* Work done during an internship at Microsoft Research Asia. † Corresponding authors.
Current one-pass 3D scene synthesis methods often suffer from spatial hallucinations, such as collisions, due to a lack of deliberative reasoning. To bridge this gap, we introduce SceneReVis, a vision-grounded self-reflection framework that employs an iterative “diagnose-and-act” loop to explicitly intercept and resolve spatial conflicts using multi-modal feedback. To support this step-wise paradigm, we construct SceneChain-12k, a large-scale dataset of causal construction trajectories derived through a novel reverse engineering pipeline. We further propose a two-stage training recipe that transitions from Supervised Fine-Tuning to Agentic Reinforcement Learning, evolving the model into an active spatial planner. Extensive experiments demonstrate that SceneReVis achieves state-of-the-art performance in high-fidelity generation and goal-oriented optimization, with robust generalization to long-tail domains.

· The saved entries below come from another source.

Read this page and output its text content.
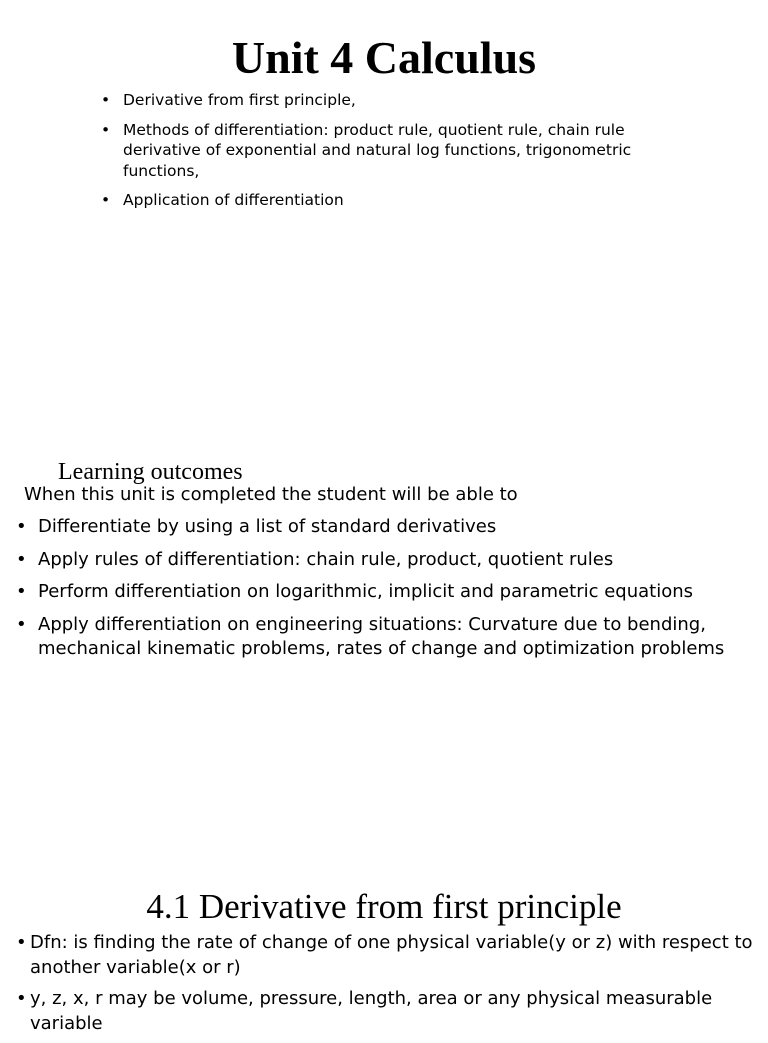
Unit 4 Calculus
• Derivative from first principle,
• Methods of differentiation: product rule, quotient rule, chain rule derivative of exponential and natural log functions, trigonometric functions,
• Application of differentiation
Learning outcomes

When this unit is completed the student will be able to

• Differentiate by using a list of standard derivatives
• Apply rules of differentiation: chain rule, product, quotient rules
• Perform differentiation on logarithmic, implicit and parametric equations
• Apply differentiation on engineering situations: Curvature due to bending, mechanical kinematic problems, rates of change and optimization problems
4.1 Derivative from first principle
• Dfn: is finding the rate of change of one physical variable(y or z) with respect to another variable(x or r)
• y, z, x, r may be volume, pressure, length, area or any physical measurable variable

The SceneReVis learning framework consists of: (a) Data Construction via reverse engineering, (b) Cold Start via Supervised Fine-Tuning, (c) Legend, and (d) Agentic RL with GRPO for self-reflective reasoning.
Quantitative evaluation on standard room types. SceneReVis significantly reduces collision and out-of-boundary rates while achieving the highest visual quality scores.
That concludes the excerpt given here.